Who wants to think morbid thoughts, especially thoughts about when you’re no longer around? Even so, with some effort and planning, you can give your family the ultimate gift: peace of mind. Here is a quick checklist:
Wills and Trusts. These legal documents state how you’d like to distribute your estate after you are gone. You can also appoint a legal guardian if you have minor children. Without a legal will that’s up-to-date, your assets might be divided by the probate court according to state law, rather than how you would want. Dying “intestate” can create problems for your heirs, and it can be a long and expensive process.
Living Trusts. Some people prefer creating a living trust. A living trust is a legal document that places your assets into the trust for administration during your lifetime. You can name yourself as the trustee and even appoint someone else in the event you become incapacitated. When you die, the assets are transferred to your beneficiaries as you provide. The great thing about a living trust is that it is much more difficult to challenge by a claim on your wealth. Also, a living trust isn’t a public record, so your privacy is protected, and your wealth can be divided up without state oversight.
Living Wills. If you become seriously ill and are unable to make decisions for yourself at the end of your life, you will be glad you have a living will. This, along with a health care directive and power of attorney, will make sure your medical care is as you wish.
Durable Power of Attorney. Estate planning attorneys will advise you to have a trusted individual who can handle your finances and property if are disabled and are unable to take care of your own affairs.

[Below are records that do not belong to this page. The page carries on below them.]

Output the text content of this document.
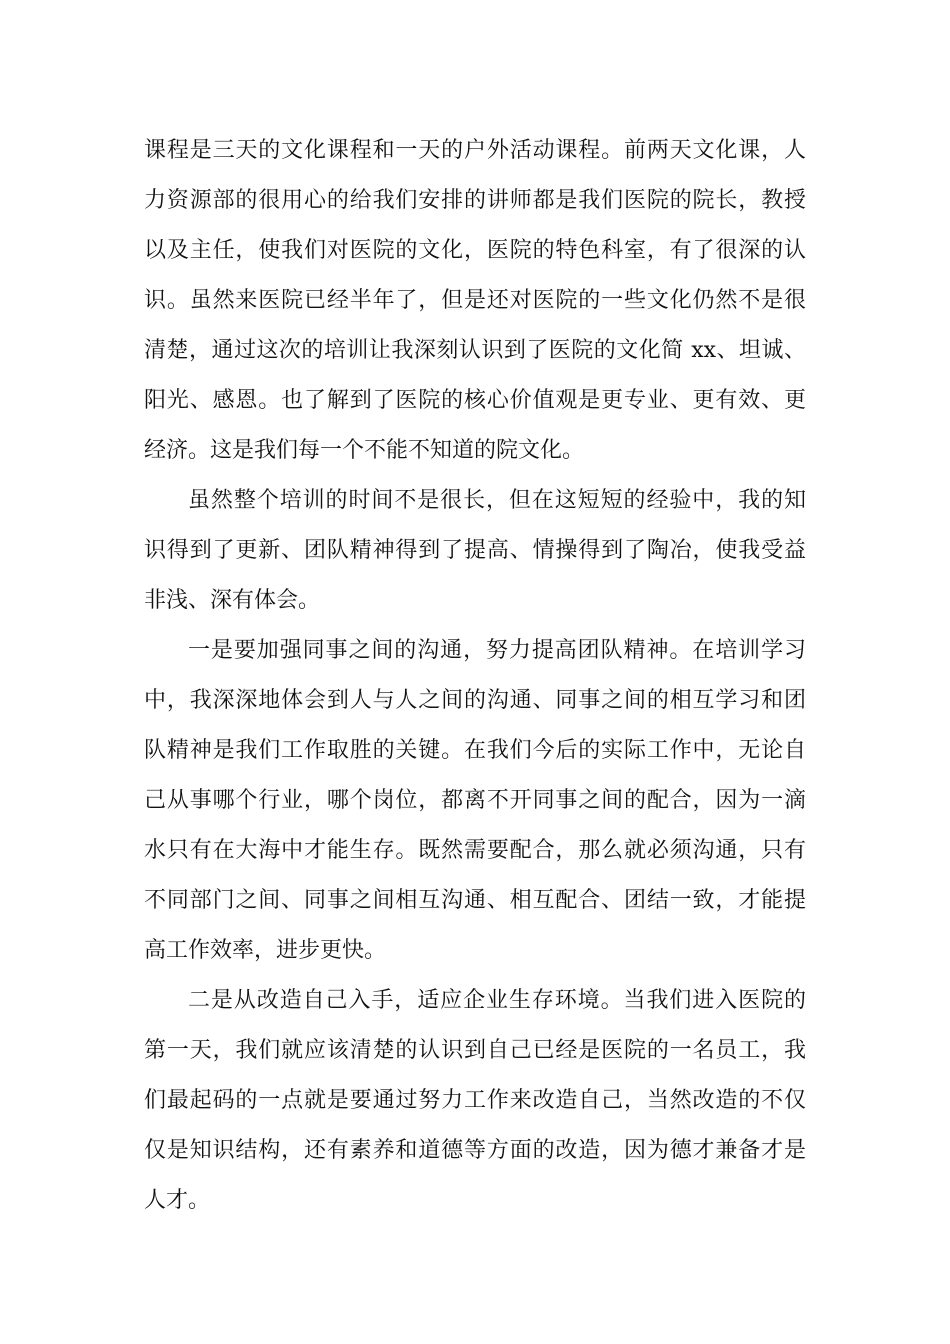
课程是三天的文化课程和一天的户外活动课程。前两天文化课，人
力资源部的很用心的给我们安排的讲师都是我们医院的院长，教授
以及主任，使我们对医院的文化，医院的特色科室，有了很深的认
识。虽然来医院已经半年了，但是还对医院的一些文化仍然不是很
清楚，通过这次的培训让我深刻认识到了医院的文化简 xx、坦诚、
阳光、感恩。也了解到了医院的核心价值观是更专业、更有效、更
经济。这是我们每一个不能不知道的院文化。
虽然整个培训的时间不是很长，但在这短短的经验中，我的知
识得到了更新、团队精神得到了提高、情操得到了陶冶，使我受益
非浅、深有体会。
一是要加强同事之间的沟通，努力提高团队精神。在培训学习
中，我深深地体会到人与人之间的沟通、同事之间的相互学习和团
队精神是我们工作取胜的关键。在我们今后的实际工作中，无论自
己从事哪个行业，哪个岗位，都离不开同事之间的配合，因为一滴
水只有在大海中才能生存。既然需要配合，那么就必须沟通，只有
不同部门之间、同事之间相互沟通、相互配合、团结一致，才能提
高工作效率，进步更快。
二是从改造自己入手，适应企业生存环境。当我们进入医院的
第一天，我们就应该清楚的认识到自己已经是医院的一名员工，我
们最起码的一点就是要通过努力工作来改造自己，当然改造的不仅
仅是知识结构，还有素养和道德等方面的改造，因为德才兼备才是
人才。
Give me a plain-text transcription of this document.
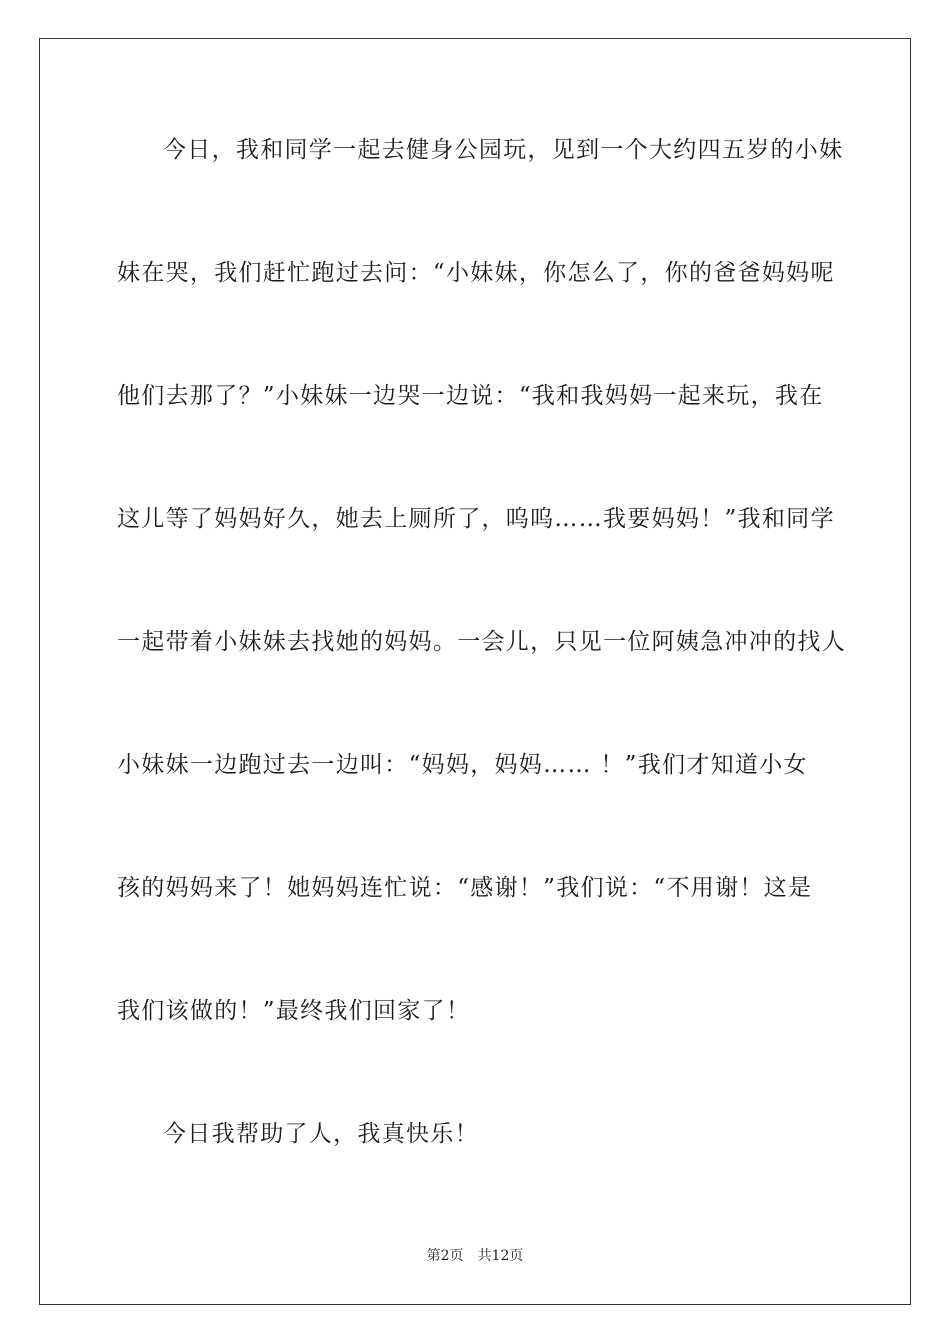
今日，我和同学一起去健身公园玩，见到一个大约四五岁的小妹
妹在哭，我们赶忙跑过去问：“小妹妹，你怎么了，你的爸爸妈妈呢
他们去那了？”小妹妹一边哭一边说：“我和我妈妈一起来玩，我在
这儿等了妈妈好久，她去上厕所了，呜呜……我要妈妈！”我和同学
一起带着小妹妹去找她的妈妈。一会儿，只见一位阿姨急冲冲的找人
小妹妹一边跑过去一边叫：“妈妈，妈妈…… ！”我们才知道小女
孩的妈妈来了！她妈妈连忙说：“感谢！”我们说：“不用谢！这是
我们该做的！”最终我们回家了！
今日我帮助了人，我真快乐！
第2页 共12页
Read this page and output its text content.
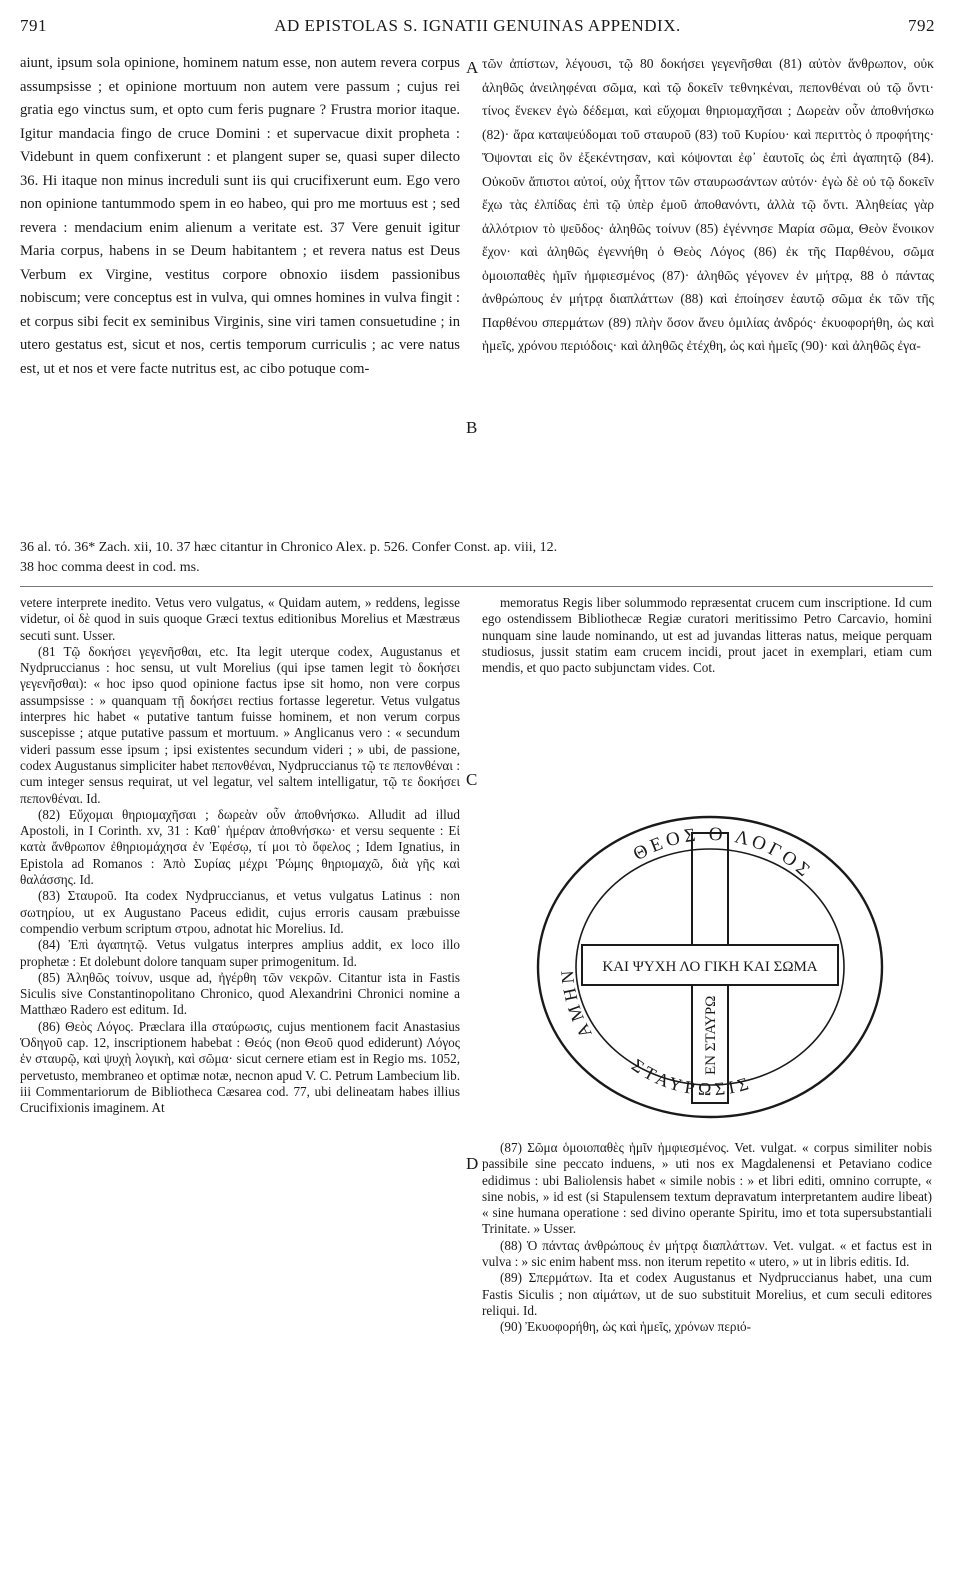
791	AD EPISTOLAS S. IGNATII GENUINAS APPENDIX.	792

aiunt, ipsum sola opinione, hominem natum esse, non autem revera corpus assumpsisse ; et opinione mortuum non autem vere passum ; cujus rei gratia ego vinctus sum, et opto cum feris pugnare ? Frustra morior itaque. Igitur mandacia fingo de cruce Domini : et supervacue dixit propheta : Videbunt in quem confixerunt : et plangent super se, quasi super dilecto 36. Hi itaque non minus increduli sunt iis qui crucifixerunt eum. Ego vero non opinione tantummodo spem in eo habeo, qui pro me mortuus est ; sed revera : mendacium enim alienum a veritate est. 37 Vere genuit igitur Maria corpus, habens in se Deum habitantem ; et revera natus est Deus Verbum ex Virgine, vestitus corpore obnoxio iisdem passionibus nobiscum; vere conceptus est in vulva, qui omnes homines in vulva fingit : et corpus sibi fecit ex seminibus Virginis, sine viri tamen consuetudine ; in utero gestatus est, sicut et nos, certis temporum curriculis ; ac vere natus est, ut et nos et vere facte nutritus est, ac cibo potuque com-

A
B

τῶν ἀπίστων, λέγουσι, τῷ 80 δοκήσει γεγενῆσθαι (81) αὐτὸν ἄνθρωπον, οὐκ ἀληθῶς ἀνειληφέναι σῶμα, καὶ τῷ δοκεῖν τεθνηκέναι, πεπονθέναι οὐ τῷ ὄντι· τίνος ἕνεκεν ἐγὼ δέδεμαι, καὶ εὔχομαι θηριομαχῆσαι ; Δωρεὰν οὖν ἀποθνήσκω (82)· ἄρα καταψεύδομαι τοῦ σταυροῦ (83) τοῦ Κυρίου· καὶ περιττὸς ὁ προφήτης· Ὄψονται εἰς ὃν ἐξεκέντησαν, καὶ κόψονται ἐφ᾽ ἑαυτοῖς ὡς ἐπὶ ἀγαπητῷ (84). Οὐκοῦν ἄπιστοι αὐτοί, οὐχ ἧττον τῶν σταυρωσάντων αὐτόν· ἐγὼ δὲ οὐ τῷ δοκεῖν ἔχω τὰς ἐλπίδας ἐπὶ τῷ ὑπὲρ ἐμοῦ ἀποθανόντι, ἀλλὰ τῷ ὄντι. Ἀληθείας γὰρ ἀλλότριον τὸ ψεῦδος· ἀληθῶς τοίνυν (85) ἐγέννησε Μαρία σῶμα, Θεὸν ἔνοικον ἔχον· καὶ ἀληθῶς ἐγεννήθη ὁ Θεὸς Λόγος (86) ἐκ τῆς Παρθένου, σῶμα ὁμοιοπαθὲς ἡμῖν ἠμφιεσμένος (87)· ἀληθῶς γέγονεν ἐν μήτρᾳ, 88 ὁ πάντας ἀνθρώπους ἐν μήτρᾳ διαπλάττων (88) καὶ ἐποίησεν ἑαυτῷ σῶμα ἐκ τῶν τῆς Παρθένου σπερμάτων (89) πλὴν ὅσον ἄνευ ὁμιλίας ἀνδρός· ἐκυοφορήθη, ὡς καὶ ἡμεῖς, χρόνου περιόδοις· καὶ ἀληθῶς ἐτέχθη, ὡς καὶ ἡμεῖς (90)· καὶ ἀληθῶς ἐγα-

36 al. τό. 36* Zach. xii, 10. 37 hæc citantur in Chronico Alex. p. 526. Confer Const. ap. viii, 12.
38 hoc comma deest in cod. ms.

vetere interprete inedito. Vetus vero vulgatus, « Quidam autem, » reddens, legisse videtur, οἱ δὲ quod in suis quoque Græci textus editionibus Morelius et Mæstræus secuti sunt. Usser.

(81 Τῷ δοκήσει γεγενῆσθαι, etc. Ita legit uterque codex, Augustanus et Nydpruccianus : hoc sensu, ut vult Morelius (qui ipse tamen legit τὸ δοκήσει γεγενῆσθαι): « hoc ipso quod opinione factus ipse sit homo, non vere corpus assumpsisse : » quanquam τῇ δοκήσει rectius fortasse legeretur. Vetus vulgatus interpres hic habet « putative tantum fuisse hominem, et non verum corpus suscepisse ; atque putative passum et mortuum. » Anglicanus vero : « secundum videri passum esse ipsum ; ipsi existentes secundum videri ; » ubi, de passione, codex Augustanus simpliciter habet πεπονθέναι, Nydpruccianus τῷ τε πεπονθέναι : cum integer sensus requirat, ut vel legatur, vel saltem intelligatur, τῷ τε δοκήσει πεπονθέναι. Id.

(82) Εὔχομαι θηριομαχῆσαι ; δωρεὰν οὖν ἀποθνήσκω. Alludit ad illud Apostoli, in I Corinth. xv, 31 : Καθ᾽ ἡμέραν ἀποθνήσκω· et versu sequente : Εἰ κατὰ ἄνθρωπον ἐθηριομάχησα ἐν Ἐφέσῳ, τί μοι τὸ ὄφελος ; Idem Ignatius, in Epistola ad Romanos : Ἀπὸ Συρίας μέχρι Ῥώμης θηριομαχῶ, διὰ γῆς καὶ θαλάσσης. Id.

(83) Σταυροῦ. Ita codex Nydpruccianus, et vetus vulgatus Latinus : non σωτηρίου, ut ex Augustano Paceus edidit, cujus erroris causam præbuisse compendio verbum scriptum στρου, adnotat hic Morelius. Id.

(84) Ἐπὶ ἀγαπητῷ. Vetus vulgatus interpres amplius addit, ex loco illo prophetæ : Et dolebunt dolore tanquam super primogenitum. Id.

(85) Ἀληθῶς τοίνυν, usque ad, ἠγέρθη τῶν νεκρῶν. Citantur ista in Fastis Siculis sive Constantinopolitano Chronico, quod Alexandrini Chronici nomine a Matthæo Radero est editum. Id.

(86) Θεὸς Λόγος. Præclara illa σταύρωσις, cujus mentionem facit Anastasius Ὁδηγοῦ cap. 12, inscriptionem habebat : Θεός (non Θεοῦ quod ediderunt) Λόγος ἐν σταυρῷ, καὶ ψυχὴ λογικὴ, καὶ σῶμα· sicut cernere etiam est in Regio ms. 1052, pervetusto, membraneo et optimæ notæ, necnon apud V. C. Petrum Lambecium lib. iii Commentariorum de Bibliotheca Cæsarea cod. 77, ubi delineatam habes illius Crucifixionis imaginem. At

C
D

memoratus Regis liber solummodo repræsentat crucem cum inscriptione. Id cum ego ostendissem Bibliothecæ Regiæ curatori meritissimo Petro Carcavio, homini nunquam sine laude nominando, ut est ad juvandas litteras natus, meique perquam studiosus, jussit statim eam crucem incidi, prout jacet in exemplari, etiam cum mendis, et quo pacto subjunctam vides. Cot.

ΘΕΟΣ Ο ΛΟΓΟΣ
ΣΤΑΥΡΩΣΙΣ
ΑΜΗΝ	ΚΑΙ ΨΥΧΗ ΛΟ ΓΙΚΗ ΚΑΙ ΣΩΜΑ
ΕΝ ΣΤΑΥΡΩ

(87) Σῶμα ὁμοιοπαθὲς ἡμῖν ἠμφιεσμένος. Vet. vulgat. « corpus similiter nobis passibile sine peccato induens, » uti nos ex Magdalenensi et Petaviano codice edidimus : ubi Baliolensis habet « simile nobis : » et libri editi, omnino corrupte, « sine nobis, » id est (si Stapulensem textum depravatum interpretantem audire libeat) « sine humana operatione : sed divino operante Spiritu, imo et tota supersubstantiali Trinitate. » Usser.

(88) Ὁ πάντας ἀνθρώπους ἐν μήτρᾳ διαπλάττων. Vet. vulgat. « et factus est in vulva : » sic enim habent mss. non iterum repetito « utero, » ut in libris editis. Id.

(89) Σπερμάτων. Ita et codex Augustanus et Nydpruccianus habet, una cum Fastis Siculis ; non αἱμάτων, ut de suo substituit Morelius, et cum seculi editores reliqui. Id.

(90) Ἐκυοφορήθη, ὡς καὶ ἡμεῖς, χρόνων περιό-
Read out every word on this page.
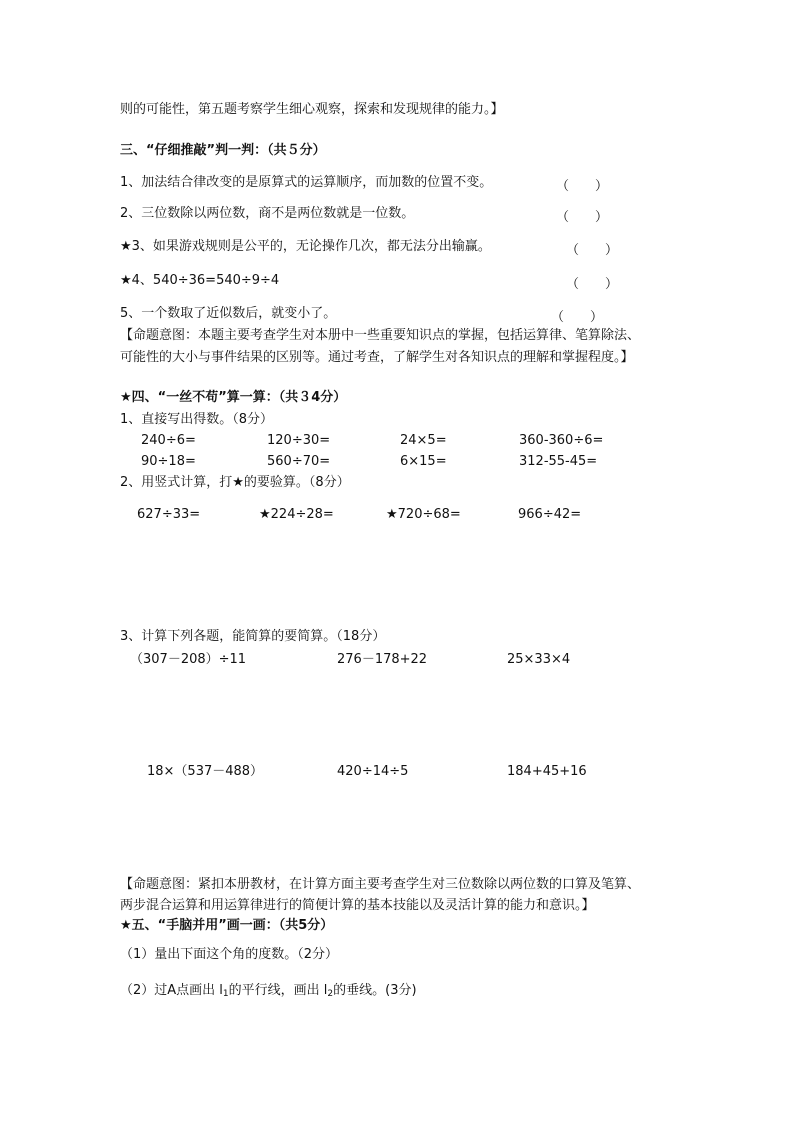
则的可能性，第五题考察学生细心观察，探索和发现规律的能力。】
三、“仔细推敲”判一判：（共５分）
1、加法结合律改变的是原算式的运算顺序，而加数的位置不变。	（　　）
2、三位数除以两位数，商不是两位数就是一位数。	（　　）
★3、如果游戏规则是公平的，无论操作几次，都无法分出输赢。	（　　）
★4、540÷36=540÷9÷4	（　　）
5、一个数取了近似数后，就变小了。	（　　）
【命题意图：本题主要考查学生对本册中一些重要知识点的掌握，包括运算律、笔算除法、
可能性的大小与事件结果的区别等。通过考查，了解学生对各知识点的理解和掌握程度。】
★四、“一丝不苟”算一算：（共３4分）
1、直接写出得数。（8分）
240÷6=	120÷30=	24×5=	360-360÷6=
90÷18=	560÷70=	6×15=	312-55-45=
2、用竖式计算，打★的要验算。（8分）
627÷33=	★224÷28=	★720÷68=	966÷42=
3、计算下列各题，能简算的要简算。（18分）
（307－208）÷11	276－178+22	25×33×4
18×（537－488）	420÷14÷5	184+45+16
【命题意图：紧扣本册教材，在计算方面主要考查学生对三位数除以两位数的口算及笔算、
两步混合运算和用运算律进行的简便计算的基本技能以及灵活计算的能力和意识。】
★五、“手脑并用”画一画：（共5分）
（1）量出下面这个角的度数。（2分）
（2）过A点画出 $l_1$的平行线，画出 $l_2$的垂线。(3分)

Life Insurance. If you own a home with a substantial mortgage and have young kids, you want to make sure you have enough life insurance to pay for their educational expenses.
Crucial documents. The original article also advises that you make sure your spouse, family, and estate planning attorney know the location of the documents they need to execute your estate according to your wishes.
So be jolly this holiday season, and take these important, practical steps to make sure your estate passes easily to the next generation when needed.